Decreto sull'abolizione della nobiltà (1790)

Il 19 giugno 1790 l'Assemblea Nazionale Costituente approvò il seguente decreto, che aboliva la nobiltà e i titoli nobiliari in Francia:

"L'Assemblea Nazionale decreta che la nobiltà ereditaria è per sempre abolita, e che di conseguenza nessuno deve usare o essere chiamato con i titoli di principe, duc, conte, marchese, vicomte, vidame, barone, cavaliere, messire, ecuyer, nobile o qualsiasi altro titolo simile.

Ogni cittadino francese deve utilizzare solo il vero cognome della sua famiglia. Non può più indossare la livrea o farla indossare o possedere stemmi. In chiesa, l'incenso verrà bruciato solo per onorare la divinità e non sarà offerto a nessuno, anche se non è mai così alto.

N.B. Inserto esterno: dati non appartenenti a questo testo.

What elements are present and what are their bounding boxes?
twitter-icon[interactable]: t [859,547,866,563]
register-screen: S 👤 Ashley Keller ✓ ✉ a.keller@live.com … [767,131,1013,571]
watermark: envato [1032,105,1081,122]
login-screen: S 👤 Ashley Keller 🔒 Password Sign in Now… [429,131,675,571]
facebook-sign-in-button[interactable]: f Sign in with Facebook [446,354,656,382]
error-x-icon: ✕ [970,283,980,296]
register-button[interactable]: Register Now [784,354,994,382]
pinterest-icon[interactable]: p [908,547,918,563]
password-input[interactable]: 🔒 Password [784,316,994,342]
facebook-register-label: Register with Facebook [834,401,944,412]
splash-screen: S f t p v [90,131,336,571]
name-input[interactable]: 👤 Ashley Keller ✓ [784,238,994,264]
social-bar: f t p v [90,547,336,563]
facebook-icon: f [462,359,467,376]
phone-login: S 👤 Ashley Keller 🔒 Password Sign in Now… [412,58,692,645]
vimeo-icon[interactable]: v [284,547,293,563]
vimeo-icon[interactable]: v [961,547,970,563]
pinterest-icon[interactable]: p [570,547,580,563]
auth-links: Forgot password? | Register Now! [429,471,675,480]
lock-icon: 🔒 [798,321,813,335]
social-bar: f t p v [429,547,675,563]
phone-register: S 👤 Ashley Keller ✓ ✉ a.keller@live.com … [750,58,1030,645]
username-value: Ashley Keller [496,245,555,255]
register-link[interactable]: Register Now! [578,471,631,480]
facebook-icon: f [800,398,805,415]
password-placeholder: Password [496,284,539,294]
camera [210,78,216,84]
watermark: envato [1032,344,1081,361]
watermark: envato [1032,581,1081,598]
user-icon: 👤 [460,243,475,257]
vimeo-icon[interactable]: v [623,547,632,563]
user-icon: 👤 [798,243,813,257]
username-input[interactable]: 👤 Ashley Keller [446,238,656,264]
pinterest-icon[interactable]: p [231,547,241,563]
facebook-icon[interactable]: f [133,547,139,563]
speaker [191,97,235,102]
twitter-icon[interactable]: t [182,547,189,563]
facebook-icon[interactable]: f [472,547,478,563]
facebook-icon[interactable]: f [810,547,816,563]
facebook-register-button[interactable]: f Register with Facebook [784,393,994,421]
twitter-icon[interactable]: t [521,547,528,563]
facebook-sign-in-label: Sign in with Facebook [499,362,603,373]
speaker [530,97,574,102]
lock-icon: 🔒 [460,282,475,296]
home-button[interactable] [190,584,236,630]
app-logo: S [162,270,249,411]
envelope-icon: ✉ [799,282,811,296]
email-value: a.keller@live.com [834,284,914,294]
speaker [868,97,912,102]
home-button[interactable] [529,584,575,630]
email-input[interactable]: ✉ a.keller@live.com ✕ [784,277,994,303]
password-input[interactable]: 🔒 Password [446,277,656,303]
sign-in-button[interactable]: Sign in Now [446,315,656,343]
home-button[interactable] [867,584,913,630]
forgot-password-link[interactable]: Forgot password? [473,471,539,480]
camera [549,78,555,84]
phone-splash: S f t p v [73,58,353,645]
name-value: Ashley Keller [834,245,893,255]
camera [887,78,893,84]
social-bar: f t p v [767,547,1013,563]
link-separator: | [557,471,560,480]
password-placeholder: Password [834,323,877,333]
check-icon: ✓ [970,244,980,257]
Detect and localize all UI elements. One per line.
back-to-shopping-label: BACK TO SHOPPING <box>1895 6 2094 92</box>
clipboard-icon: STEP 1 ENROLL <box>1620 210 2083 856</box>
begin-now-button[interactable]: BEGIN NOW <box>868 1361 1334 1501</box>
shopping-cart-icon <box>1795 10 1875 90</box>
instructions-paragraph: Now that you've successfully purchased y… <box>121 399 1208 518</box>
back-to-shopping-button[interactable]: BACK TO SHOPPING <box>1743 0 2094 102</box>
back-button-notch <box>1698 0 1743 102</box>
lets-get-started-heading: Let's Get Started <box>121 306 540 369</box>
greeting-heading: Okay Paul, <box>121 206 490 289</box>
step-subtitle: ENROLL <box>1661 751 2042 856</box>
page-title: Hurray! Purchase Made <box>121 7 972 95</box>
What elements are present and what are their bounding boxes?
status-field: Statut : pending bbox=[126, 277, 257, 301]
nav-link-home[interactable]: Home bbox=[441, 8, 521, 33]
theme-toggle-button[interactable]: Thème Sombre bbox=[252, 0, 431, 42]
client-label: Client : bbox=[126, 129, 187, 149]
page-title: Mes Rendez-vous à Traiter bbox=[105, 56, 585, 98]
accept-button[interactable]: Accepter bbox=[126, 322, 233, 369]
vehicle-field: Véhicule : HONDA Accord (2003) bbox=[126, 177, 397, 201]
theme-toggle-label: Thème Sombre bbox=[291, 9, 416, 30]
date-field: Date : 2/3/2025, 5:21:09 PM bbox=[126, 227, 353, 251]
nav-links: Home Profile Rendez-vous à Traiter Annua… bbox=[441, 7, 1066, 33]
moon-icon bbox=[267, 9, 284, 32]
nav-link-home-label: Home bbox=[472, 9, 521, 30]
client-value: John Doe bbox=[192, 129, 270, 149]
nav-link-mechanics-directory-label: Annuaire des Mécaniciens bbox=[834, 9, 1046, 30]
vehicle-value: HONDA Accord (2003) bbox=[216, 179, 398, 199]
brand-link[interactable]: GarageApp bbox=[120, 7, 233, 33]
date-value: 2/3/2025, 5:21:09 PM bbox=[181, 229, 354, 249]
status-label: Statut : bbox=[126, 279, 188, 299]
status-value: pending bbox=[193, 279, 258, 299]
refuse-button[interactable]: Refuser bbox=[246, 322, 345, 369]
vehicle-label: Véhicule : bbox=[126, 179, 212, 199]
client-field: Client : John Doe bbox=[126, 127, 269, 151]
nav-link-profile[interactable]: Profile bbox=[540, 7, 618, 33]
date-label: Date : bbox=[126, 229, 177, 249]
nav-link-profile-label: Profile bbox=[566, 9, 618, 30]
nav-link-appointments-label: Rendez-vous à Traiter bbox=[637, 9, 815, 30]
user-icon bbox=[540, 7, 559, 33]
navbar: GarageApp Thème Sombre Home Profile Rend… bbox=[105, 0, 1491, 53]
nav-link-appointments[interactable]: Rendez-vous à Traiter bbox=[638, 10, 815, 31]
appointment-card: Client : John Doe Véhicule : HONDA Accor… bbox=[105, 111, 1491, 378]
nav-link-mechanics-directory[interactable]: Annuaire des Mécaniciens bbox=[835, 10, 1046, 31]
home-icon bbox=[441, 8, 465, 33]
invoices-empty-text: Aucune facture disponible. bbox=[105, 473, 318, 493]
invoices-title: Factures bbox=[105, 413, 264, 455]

Nessun corpo o individuo sarà indirizzato dai titoli monseigneur e meisseigneurs né da quelli di eccellenza, altesse, eminenza o grandezza. Tuttavia, nessun cittadino può scegliere di fare del presente decreto un pretesto per deturpare i monumenti posti nelle chiese, carte, titoli e altri documenti di rilievo per famiglie, proprietà o abbellimenti di qualsiasi edificio pubblico o privato; né chiunque può procedere o richiedere l'attuazione delle disposizioni relative alle livree e agli stemmi sulle carrozze prima del 14 luglio (per i cittadini residenti a Parigi) o prima della scadenza di tre mesi (per coloro che vivono nelle province) ".